[##-year-old] female presents with [report of sexual contact with
reported sexually transmitted infection (STI)/complaint] with history and exam
consistent with [specify STI/indications for prophylactic treatment].
Initial considerations in
this patient included gonorrhea, chlamydia, syphilis, human immunodeficiency
virus (HIV), pelvic inflammatory disease (PID), tubo-ovarian abscess (TOA),
pelvic inflammatory disease, genital herpes, and other urinary tract infections
(UTI) amongst others.
Patient presents
[with/without] report of [a sexual partner with a confirmed diagnosis of
gonorrhea/chlamydia/a concerning sexual encounter with unprotected
intercourse]. Patient [reports/denies]
current symptoms [dysuria/frequency/other].
Testing for gonorrhea and chlamydia was sent on a [urinalysis/cervical
swab] obtained in the ED with discussion of appropriate follow up as these
tests will not result for several days.
Patient noted to have a negative urine pregnancy test in the ED. Urinalysis was obtained [with/without]
findings suggestive of UTI [additional].
A genital exam was performed [with/without] evidence of vesicular
lesions [and/or] other symptoms suggestive of herpes genitalis.
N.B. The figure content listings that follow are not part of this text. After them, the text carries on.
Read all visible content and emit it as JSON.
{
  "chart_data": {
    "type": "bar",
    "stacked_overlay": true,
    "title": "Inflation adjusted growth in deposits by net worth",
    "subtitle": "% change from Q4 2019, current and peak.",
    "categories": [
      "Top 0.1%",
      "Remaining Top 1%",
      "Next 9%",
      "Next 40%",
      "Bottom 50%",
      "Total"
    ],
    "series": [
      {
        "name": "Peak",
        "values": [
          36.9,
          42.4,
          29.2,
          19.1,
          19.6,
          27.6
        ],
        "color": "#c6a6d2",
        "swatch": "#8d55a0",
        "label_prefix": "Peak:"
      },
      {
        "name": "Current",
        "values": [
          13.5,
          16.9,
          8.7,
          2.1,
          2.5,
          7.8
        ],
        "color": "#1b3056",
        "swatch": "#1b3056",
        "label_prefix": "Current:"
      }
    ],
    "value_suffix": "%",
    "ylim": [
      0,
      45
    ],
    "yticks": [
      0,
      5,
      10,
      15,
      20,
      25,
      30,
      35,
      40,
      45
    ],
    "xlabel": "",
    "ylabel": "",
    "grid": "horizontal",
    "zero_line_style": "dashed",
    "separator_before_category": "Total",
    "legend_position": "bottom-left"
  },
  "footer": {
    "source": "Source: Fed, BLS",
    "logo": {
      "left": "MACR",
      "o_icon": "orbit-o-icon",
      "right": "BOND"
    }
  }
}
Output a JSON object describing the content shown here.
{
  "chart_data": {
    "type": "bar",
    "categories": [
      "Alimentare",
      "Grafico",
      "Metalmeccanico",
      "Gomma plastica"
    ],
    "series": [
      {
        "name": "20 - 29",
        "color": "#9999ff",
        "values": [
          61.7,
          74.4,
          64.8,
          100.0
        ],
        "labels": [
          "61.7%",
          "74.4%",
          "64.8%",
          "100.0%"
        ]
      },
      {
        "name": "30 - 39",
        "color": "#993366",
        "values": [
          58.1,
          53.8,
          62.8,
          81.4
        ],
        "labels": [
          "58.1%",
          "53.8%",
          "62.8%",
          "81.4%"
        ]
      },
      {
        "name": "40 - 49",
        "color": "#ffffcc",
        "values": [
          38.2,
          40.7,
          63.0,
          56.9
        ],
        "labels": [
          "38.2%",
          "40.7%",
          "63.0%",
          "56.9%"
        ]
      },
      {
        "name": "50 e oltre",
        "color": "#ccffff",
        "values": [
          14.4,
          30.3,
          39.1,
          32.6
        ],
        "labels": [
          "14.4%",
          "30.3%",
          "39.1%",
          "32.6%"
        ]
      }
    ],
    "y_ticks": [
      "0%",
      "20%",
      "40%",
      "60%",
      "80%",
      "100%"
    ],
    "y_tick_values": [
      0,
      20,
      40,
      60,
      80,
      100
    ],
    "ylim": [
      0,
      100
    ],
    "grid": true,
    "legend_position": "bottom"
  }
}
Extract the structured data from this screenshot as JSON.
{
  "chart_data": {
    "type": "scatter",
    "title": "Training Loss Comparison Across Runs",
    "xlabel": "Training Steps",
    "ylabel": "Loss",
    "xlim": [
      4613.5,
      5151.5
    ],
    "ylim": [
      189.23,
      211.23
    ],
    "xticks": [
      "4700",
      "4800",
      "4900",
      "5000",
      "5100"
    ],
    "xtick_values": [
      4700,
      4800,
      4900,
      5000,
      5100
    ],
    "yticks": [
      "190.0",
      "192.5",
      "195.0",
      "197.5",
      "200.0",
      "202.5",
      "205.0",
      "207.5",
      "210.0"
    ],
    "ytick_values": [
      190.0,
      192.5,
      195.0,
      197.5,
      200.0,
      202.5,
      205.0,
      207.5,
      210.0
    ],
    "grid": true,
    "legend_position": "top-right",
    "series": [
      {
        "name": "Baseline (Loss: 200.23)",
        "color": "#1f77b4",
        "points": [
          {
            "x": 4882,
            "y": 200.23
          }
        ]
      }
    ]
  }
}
In addition, the patient was noted to have no
evidence of chancre on genital exam making syphilis unlikely. A pregnancy test was obtained in the ED and
noted to be [positive/negative]. Doubt
PID or TOA at this time given the absence of fever, pelvic pain, purulent
vaginal discharge, or other suggestive findings. After discussion of the risks, benefits, and
alternatives to prophylactic treatment with antibiotics in the ED, the patient
opted to [start treatment in the ED/defer until results of testing and follow
up with his primary care doctor].
We discussed limitations of
STI testing in the ED, and recommended close follow up with his primary care
physician for additional testing to include consideration of HIV testing, and
the patient demonstrated understanding and agreement with this plan.